Kedua, Efektifitas. Pengukuran efektifitas ini bertujuan untuk mengevaluasi apakah penurunan emisi yng dicapai oleh tiap pemerintah daerah telah sesuai dengan level aktivitas ekonomi daerah yang bersangkutan. Formulasi ini memaksa daerah dengan aktivitas ekonomi yang lebih tinggi untuk dapat berkontribusi lebh dalam menurunkan emisi di daerahnya. Pada kondisi ini maka yang dipergunakan untuk melihat efektifitas tersebut adalah PDRB suatu daerah. Alternatif lainnya untuk menghitung efektifitas adalah populasi penduduk daerah tersebut. namun untuk dapat melihat dampaknya terhadap ekonomi masyarakat maka yang dipergunakan adalah PDRB. Jika angka indikator efektifitas menunjukkan lebih besar dari 1 maka daerah tersebut dapat menurunkan emisi lebih banyak untuk tiap aktivitas ekonomi dibandingkan dengan daerah lain.


Ketiga, Signifikansi. Signifikansi ini bertujuan untuk mengevaluasi apakah alokasi anggaran (dalam %) untuk kegiatan mitigasi sudah dapat dinilai “cukup” dengan membandingkannya dengan rata-rata dari alokasi anggaran di seluruh daerah. Apabila angka indikator signifikansi lebih besar dari 1maka daerah yang bersangkutan mengalokasikan anggaran mitigasi diatas rata-rata daerah lain.
Mengacu pada hasil penelitian yang dilakukan oleh LPEM FEB UI, penganggaran hijau pada APBD di NTB pada tahun 2013, untuk efisiensi telah menunjukkan angka 0.49 ini artinya bahwa pada tahun tersebut NTB mencapai posisi efisien untuk penganggaran yang dilakukan untuk menurunkan emisi karbon. Sementara untuk indikator efektivitas pada tahun 2013 dan 2014 yang dihitung berdasarkan PDRB menunjukkan angka berturut-turut 1.48 dan 1.47 ini artinya bahwa NTB telah mampu menurunkan emisi lebih banyak untuk tiap aktivitas ekonomi yang dilakukan. Sementara untuk indikator signifikansi yang telah dihitung hanya pada tahun 2012 dan 2013 berdasarkan biaya mitigasi yang dikeluarkan pada tahun tersebut dan diperoleh angka 0,45 untuk tahun 2012 dan 2,06 pada tahun 2013. Terdapat perubahan yang cukup besar pada tahun berikutnya.
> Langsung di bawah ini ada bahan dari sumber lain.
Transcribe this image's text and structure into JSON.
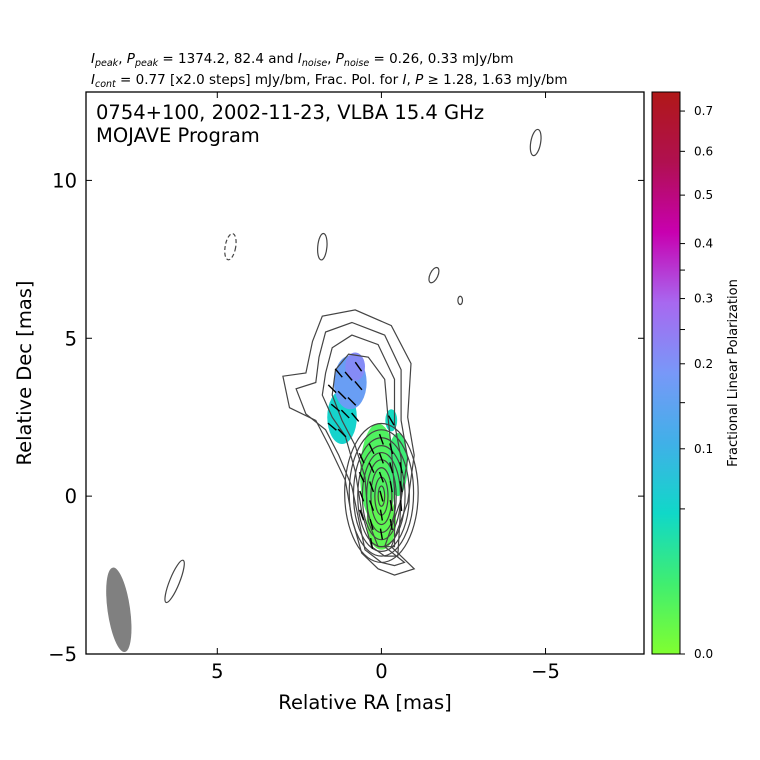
{
  "header": {
    "line1": "I_peak, P_peak = 1374.2, 82.4 and I_noise, P_noise = 0.26, 0.33 mJy/bm",
    "line2": "I_cont = 0.77 [x2.0 steps] mJy/bm, Frac. Pol. for I, P ≥ 1.28, 1.63 mJy/bm"
  },
  "panel_title": [
    "0754+100, 2002-11-23, VLBA 15.4 GHz",
    "MOJAVE Program"
  ],
  "chart_data": {
    "type": "contour",
    "xlabel": "Relative RA [mas]",
    "ylabel": "Relative Dec [mas]",
    "xlim": [
      9,
      -8
    ],
    "ylim": [
      -5,
      12.8
    ],
    "xticks": [
      5,
      0,
      -5
    ],
    "xtick_labels": [
      "5",
      "0",
      "−5"
    ],
    "yticks": [
      -5,
      0,
      5,
      10
    ],
    "ytick_labels": [
      "−5",
      "0",
      "5",
      "10"
    ],
    "beam": {
      "x": 8.0,
      "y": -3.6,
      "major_mas": 1.35,
      "minor_mas": 0.55,
      "pa_deg": -8
    },
    "core_contours": {
      "center": [
        0.0,
        0.0
      ],
      "levels": [
        {
          "dx": 0.0,
          "dy": 0.1,
          "semi_x": 1.12,
          "semi_y": 2.2
        },
        {
          "dx": 0.0,
          "dy": 0.1,
          "semi_x": 0.98,
          "semi_y": 2.0
        },
        {
          "dx": 0.0,
          "dy": 0.05,
          "semi_x": 0.85,
          "semi_y": 1.8
        },
        {
          "dx": 0.0,
          "dy": 0.0,
          "semi_x": 0.72,
          "semi_y": 1.6
        },
        {
          "dx": 0.0,
          "dy": 0.0,
          "semi_x": 0.58,
          "semi_y": 1.38
        },
        {
          "dx": 0.0,
          "dy": 0.0,
          "semi_x": 0.45,
          "semi_y": 1.15
        },
        {
          "dx": 0.0,
          "dy": 0.0,
          "semi_x": 0.32,
          "semi_y": 0.9
        },
        {
          "dx": 0.0,
          "dy": 0.0,
          "semi_x": 0.2,
          "semi_y": 0.6
        },
        {
          "dx": 0.0,
          "dy": 0.0,
          "semi_x": 0.1,
          "semi_y": 0.32
        }
      ]
    },
    "extended_contours": [
      [
        [
          -1.0,
          -2.3
        ],
        [
          -0.3,
          -1.6
        ],
        [
          -0.8,
          -0.2
        ],
        [
          -1.0,
          1.3
        ],
        [
          -0.8,
          2.5
        ],
        [
          -0.9,
          4.2
        ],
        [
          -0.3,
          5.4
        ],
        [
          0.8,
          5.9
        ],
        [
          1.8,
          5.7
        ],
        [
          2.1,
          4.9
        ],
        [
          2.3,
          3.9
        ],
        [
          3.0,
          3.8
        ],
        [
          2.8,
          2.8
        ],
        [
          2.0,
          2.4
        ],
        [
          1.6,
          1.6
        ],
        [
          1.1,
          0.5
        ],
        [
          0.9,
          -0.7
        ],
        [
          0.6,
          -1.8
        ],
        [
          0.1,
          -2.3
        ],
        [
          -0.4,
          -2.5
        ],
        [
          -1.0,
          -2.3
        ]
      ],
      [
        [
          -0.7,
          -2.1
        ],
        [
          -0.1,
          -1.6
        ],
        [
          -0.6,
          -0.1
        ],
        [
          -0.8,
          1.2
        ],
        [
          -0.6,
          2.4
        ],
        [
          -0.6,
          4.0
        ],
        [
          -0.1,
          5.1
        ],
        [
          0.9,
          5.5
        ],
        [
          1.7,
          5.2
        ],
        [
          1.9,
          4.4
        ],
        [
          2.0,
          3.6
        ],
        [
          2.6,
          3.4
        ],
        [
          2.3,
          2.6
        ],
        [
          1.7,
          2.1
        ],
        [
          1.3,
          1.3
        ],
        [
          0.9,
          0.3
        ],
        [
          0.7,
          -0.7
        ],
        [
          0.5,
          -1.7
        ],
        [
          0.0,
          -2.1
        ],
        [
          -0.4,
          -2.2
        ],
        [
          -0.7,
          -2.1
        ]
      ],
      [
        [
          -0.5,
          -1.9
        ],
        [
          -0.6,
          -0.1
        ],
        [
          -0.6,
          1.2
        ],
        [
          -0.4,
          2.3
        ],
        [
          -0.4,
          3.7
        ],
        [
          0.1,
          4.8
        ],
        [
          0.9,
          5.1
        ],
        [
          1.5,
          4.7
        ],
        [
          1.7,
          3.9
        ],
        [
          1.8,
          3.2
        ],
        [
          1.5,
          2.5
        ],
        [
          1.1,
          1.9
        ],
        [
          0.8,
          0.8
        ],
        [
          0.6,
          -0.5
        ],
        [
          0.3,
          -1.6
        ],
        [
          -0.1,
          -1.9
        ],
        [
          -0.5,
          -1.9
        ]
      ],
      [
        [
          -0.4,
          -1.6
        ],
        [
          -0.4,
          0.2
        ],
        [
          -0.3,
          1.5
        ],
        [
          -0.2,
          2.5
        ],
        [
          -0.1,
          3.7
        ],
        [
          0.4,
          4.4
        ],
        [
          1.0,
          4.5
        ],
        [
          1.4,
          4.0
        ],
        [
          1.5,
          3.2
        ],
        [
          1.2,
          2.4
        ],
        [
          0.8,
          1.6
        ],
        [
          0.5,
          0.6
        ],
        [
          0.4,
          -0.8
        ],
        [
          0.1,
          -1.6
        ],
        [
          -0.4,
          -1.6
        ]
      ]
    ],
    "small_contours": [
      {
        "x": -4.7,
        "y": 11.2,
        "rx": 0.15,
        "ry": 0.42,
        "rot": 10,
        "dashed": false
      },
      {
        "x": 1.8,
        "y": 7.9,
        "rx": 0.14,
        "ry": 0.42,
        "rot": 5,
        "dashed": false
      },
      {
        "x": 4.6,
        "y": 7.9,
        "rx": 0.16,
        "ry": 0.42,
        "rot": 10,
        "dashed": true
      },
      {
        "x": -1.6,
        "y": 7.0,
        "rx": 0.12,
        "ry": 0.26,
        "rot": 25,
        "dashed": false
      },
      {
        "x": -2.4,
        "y": 6.2,
        "rx": 0.07,
        "ry": 0.13,
        "rot": 0,
        "dashed": false
      },
      {
        "x": 6.3,
        "y": -2.7,
        "rx": 0.15,
        "ry": 0.72,
        "rot": 22,
        "dashed": false
      }
    ],
    "fractional_polarization": {
      "colorbar_label": "Fractional Linear Polarization",
      "colorbar_ticks": [
        0.0,
        0.1,
        0.2,
        0.3,
        0.4,
        0.5,
        0.6,
        0.7
      ],
      "colorbar_range": [
        0.0,
        0.75
      ],
      "colormap_stops": [
        "#80ff30",
        "#40ee70",
        "#10d8c8",
        "#40b0e8",
        "#7898f8",
        "#a868f0",
        "#c800b0",
        "#b01050",
        "#b01818"
      ],
      "patches": [
        {
          "x": 1.2,
          "y": 2.5,
          "rx": 0.45,
          "ry": 0.85,
          "fp": 0.2
        },
        {
          "x": 0.95,
          "y": 3.6,
          "rx": 0.5,
          "ry": 0.85,
          "fp": 0.35
        },
        {
          "x": 0.8,
          "y": 4.1,
          "rx": 0.3,
          "ry": 0.45,
          "fp": 0.4
        },
        {
          "x": 0.1,
          "y": 0.7,
          "rx": 0.55,
          "ry": 1.6,
          "fp": 0.07
        },
        {
          "x": 0.0,
          "y": -0.8,
          "rx": 0.45,
          "ry": 0.9,
          "fp": 0.05
        },
        {
          "x": -0.5,
          "y": 1.0,
          "rx": 0.3,
          "ry": 1.0,
          "fp": 0.1
        },
        {
          "x": -0.3,
          "y": 2.4,
          "rx": 0.18,
          "ry": 0.35,
          "fp": 0.18
        }
      ]
    },
    "evpa_vectors": [
      {
        "x": 1.5,
        "y": 3.4,
        "angle": 135
      },
      {
        "x": 1.2,
        "y": 3.2,
        "angle": 135
      },
      {
        "x": 0.9,
        "y": 3.0,
        "angle": 135
      },
      {
        "x": 1.4,
        "y": 2.8,
        "angle": 140
      },
      {
        "x": 1.1,
        "y": 2.6,
        "angle": 135
      },
      {
        "x": 0.8,
        "y": 2.5,
        "angle": 130
      },
      {
        "x": 1.5,
        "y": 2.2,
        "angle": 140
      },
      {
        "x": 1.2,
        "y": 2.0,
        "angle": 135
      },
      {
        "x": 1.0,
        "y": 3.8,
        "angle": 130
      },
      {
        "x": 0.7,
        "y": 3.5,
        "angle": 130
      },
      {
        "x": 1.3,
        "y": 3.9,
        "angle": 130
      },
      {
        "x": 0.7,
        "y": 4.1,
        "angle": 125
      },
      {
        "x": 0.6,
        "y": 1.2,
        "angle": 115
      },
      {
        "x": 0.6,
        "y": 0.6,
        "angle": 115
      },
      {
        "x": 0.6,
        "y": 0.0,
        "angle": 110
      },
      {
        "x": 0.6,
        "y": -0.6,
        "angle": 110
      },
      {
        "x": 0.3,
        "y": 1.5,
        "angle": 115
      },
      {
        "x": 0.3,
        "y": 0.9,
        "angle": 115
      },
      {
        "x": 0.3,
        "y": 0.3,
        "angle": 110
      },
      {
        "x": 0.3,
        "y": -0.3,
        "angle": 110
      },
      {
        "x": 0.3,
        "y": -0.9,
        "angle": 105
      },
      {
        "x": 0.3,
        "y": -1.5,
        "angle": 100
      },
      {
        "x": 0.0,
        "y": 1.8,
        "angle": 110
      },
      {
        "x": 0.0,
        "y": 1.2,
        "angle": 110
      },
      {
        "x": 0.0,
        "y": 0.6,
        "angle": 110
      },
      {
        "x": 0.0,
        "y": 0.0,
        "angle": 105
      },
      {
        "x": 0.0,
        "y": -0.6,
        "angle": 100
      },
      {
        "x": 0.0,
        "y": -1.2,
        "angle": 100
      },
      {
        "x": -0.3,
        "y": 1.5,
        "angle": 105
      },
      {
        "x": -0.3,
        "y": 0.9,
        "angle": 105
      },
      {
        "x": -0.3,
        "y": 0.3,
        "angle": 100
      },
      {
        "x": -0.3,
        "y": -0.3,
        "angle": 100
      },
      {
        "x": -0.3,
        "y": -0.9,
        "angle": 100
      },
      {
        "x": -0.6,
        "y": 0.9,
        "angle": 100
      },
      {
        "x": -0.6,
        "y": 0.3,
        "angle": 100
      },
      {
        "x": -0.6,
        "y": -0.3,
        "angle": 95
      },
      {
        "x": -0.3,
        "y": 2.4,
        "angle": 120
      }
    ]
  }
}
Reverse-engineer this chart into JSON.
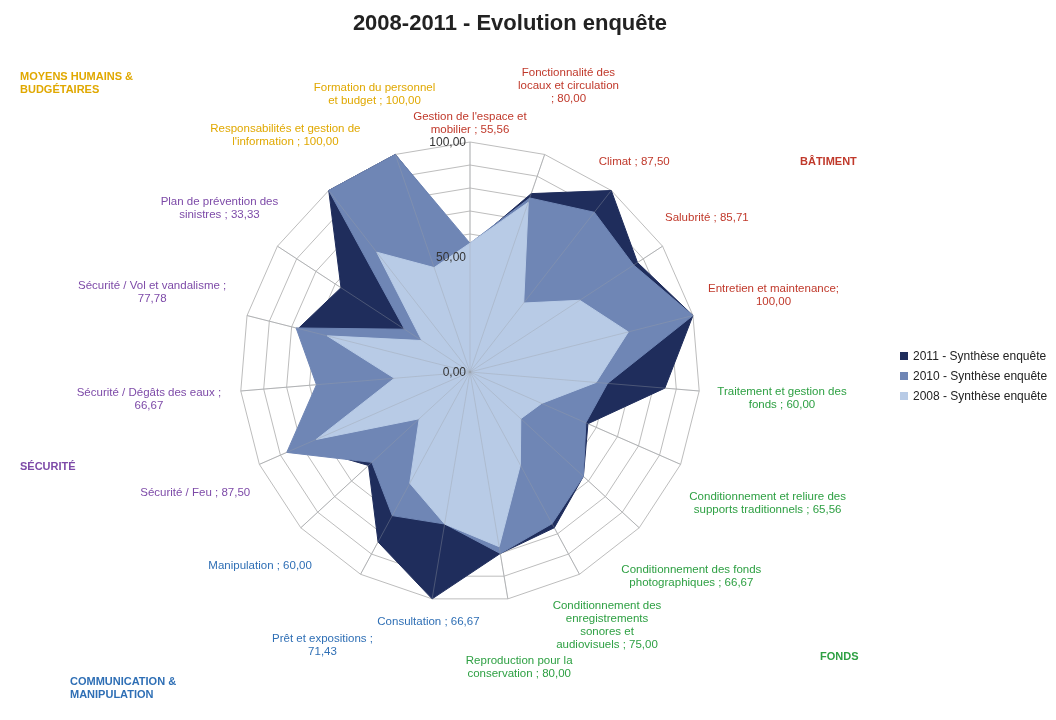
{
  "chart_data": {
    "type": "radar",
    "title": "2008-2011 - Evolution enquête",
    "categories": [
      "Gestion de l'espace et mobilier ; 55,56",
      "Fonctionnalité des locaux et circulation ; 80,00",
      "Climat ; 87,50",
      "Salubrité ; 85,71",
      "Entretien et maintenance; 100,00",
      "Traitement et gestion des fonds ; 60,00",
      "Conditionnement et reliure des supports traditionnels ; 65,56",
      "Conditionnement des fonds photographiques ; 66,67",
      "Conditionnement des enregistrements sonores et audiovisuels ; 75,00",
      "Reproduction pour la conservation ; 80,00",
      "Consultation ; 66,67",
      "Prêt et expositions ; 71,43",
      "Manipulation ; 60,00",
      "Sécurité / Feu ; 87,50",
      "Sécurité / Dégâts des eaux ; 66,67",
      "Sécurité / Vol et vandalisme ; 77,78",
      "Plan de prévention des sinistres ; 33,33",
      "Responsabilités et gestion de l'information ; 100,00",
      "Formation du personnel et budget ; 100,00"
    ],
    "series": [
      {
        "name": "2011 - Synthèse enquête",
        "color": "#1f2d5c",
        "values": [
          55,
          82,
          100,
          87,
          100,
          85,
          56,
          67,
          77,
          80,
          100,
          84,
          60,
          80,
          66,
          77,
          67,
          100,
          100
        ]
      },
      {
        "name": "2010 - Synthèse enquête",
        "color": "#6f86b5",
        "values": [
          56,
          80,
          88,
          85,
          100,
          60,
          55,
          67,
          75,
          80,
          67,
          71,
          58,
          87,
          67,
          78,
          34,
          100,
          100
        ]
      },
      {
        "name": "2008 - Synthèse enquête",
        "color": "#b8cbe6",
        "values": [
          56,
          78,
          38,
          57,
          71,
          55,
          34,
          30,
          46,
          77,
          67,
          55,
          30,
          73,
          33,
          64,
          25,
          66,
          48
        ]
      }
    ],
    "ylim": [
      0,
      100
    ],
    "yticks": [
      {
        "value": 0,
        "label": "0,00"
      },
      {
        "value": 50,
        "label": "50,00"
      },
      {
        "value": 100,
        "label": "100,00"
      }
    ],
    "grid": true,
    "legend": "right",
    "annotations": [
      "MOYENS HUMAINS & BUDGÉTAIRES",
      "BÂTIMENT",
      "SÉCURITÉ",
      "FONDS",
      "COMMUNICATION & MANIPULATION"
    ]
  }
}
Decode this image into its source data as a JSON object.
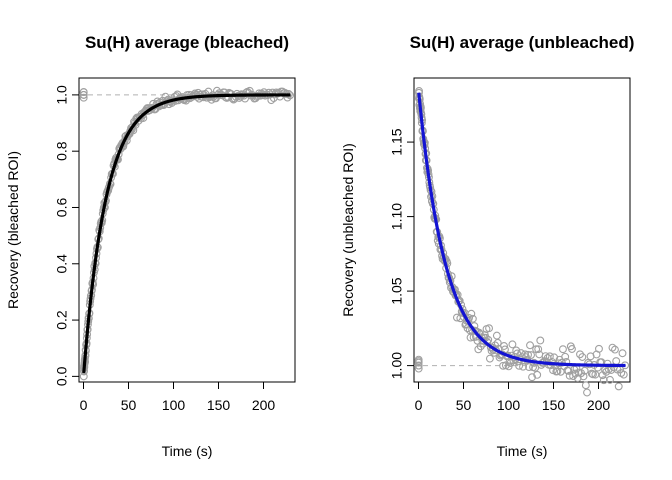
{
  "chart_data": [
    {
      "type": "scatter",
      "title": "Su(H) average (bleached)",
      "xlabel": "Time (s)",
      "ylabel": "Recovery (bleached ROI)",
      "xlim": [
        -5,
        235
      ],
      "ylim": [
        -0.02,
        1.06
      ],
      "xticks": [
        0,
        50,
        100,
        150,
        200
      ],
      "yticks": [
        0.0,
        0.2,
        0.4,
        0.6,
        0.8,
        1.0
      ],
      "ytick_labels": [
        "0.0",
        "0.2",
        "0.4",
        "0.6",
        "0.8",
        "1.0"
      ],
      "reference_line": 1.0,
      "prebleach_points": [
        1.0,
        1.01,
        1.0,
        0.99,
        1.0,
        1.01
      ],
      "fit": {
        "model": "1 - a*exp(-t/tau)",
        "a": 1.0,
        "tau": 25,
        "color": "#000000"
      },
      "points_color": "#a0a0a0",
      "grid": false
    },
    {
      "type": "scatter",
      "title": "Su(H) average (unbleached)",
      "xlabel": "Time (s)",
      "ylabel": "Recovery (unbleached ROI)",
      "xlim": [
        -5,
        235
      ],
      "ylim": [
        0.989,
        1.193
      ],
      "xticks": [
        0,
        50,
        100,
        150,
        200
      ],
      "yticks": [
        1.0,
        1.05,
        1.1,
        1.15
      ],
      "ytick_labels": [
        "1.00",
        "1.05",
        "1.10",
        "1.15"
      ],
      "reference_line": 1.0,
      "prebleach_points": [
        1.0,
        1.004,
        0.998,
        1.002,
        1.0,
        1.003
      ],
      "fit": {
        "model": "1 + a*exp(-t/tau)",
        "a": 0.185,
        "tau": 30,
        "color": "#1414d2"
      },
      "points_color": "#a0a0a0",
      "grid": false
    }
  ]
}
Dimana pada tahun 2012 NTB masih berada dibawah angka satu dan tahun berikut telah melebihi angka 1 hal ini menunjukkan bahwa NTB telah memperbaiki penganggaaran untuk mitigasi dan dinilai cukup untuk menurunkan emisi karbon. Penghitungan ketiga indikator tersebut diatas menggunakan data yang dikeluarkan oleh Tim RAD GRK pada tahun yang bersangkutan.
Berdasarkan hasil survei di NTB yang dilakukan oleh Tim LPEM FEB UI diketahui bahwa pemahaman pemerintah daerah tentang penganggaran hijau pada beberapa organisasi perangkat daerah terkait di level Kabupaten dan Provinsi masih cukup rendah sehingga perlu dilakukan tindakan proaktif untuk sosialisasi tentang penggunaan istilah penganggaran hijau. Meski pada implementasi beberapa OPD seperti pertanian, Peternakan dan ESDM telah mengacu pada RAD GRK pada penganggaran kegiatan. Sehingga diharapkan dengan diluncurkannya indikator penganggaran hijau ini akan menjadi acuan pada menganggaran pada tahun berikutnya dan juga dapat menjadi evaluasi untuk penganggaran tahun-tahun sebelumnya.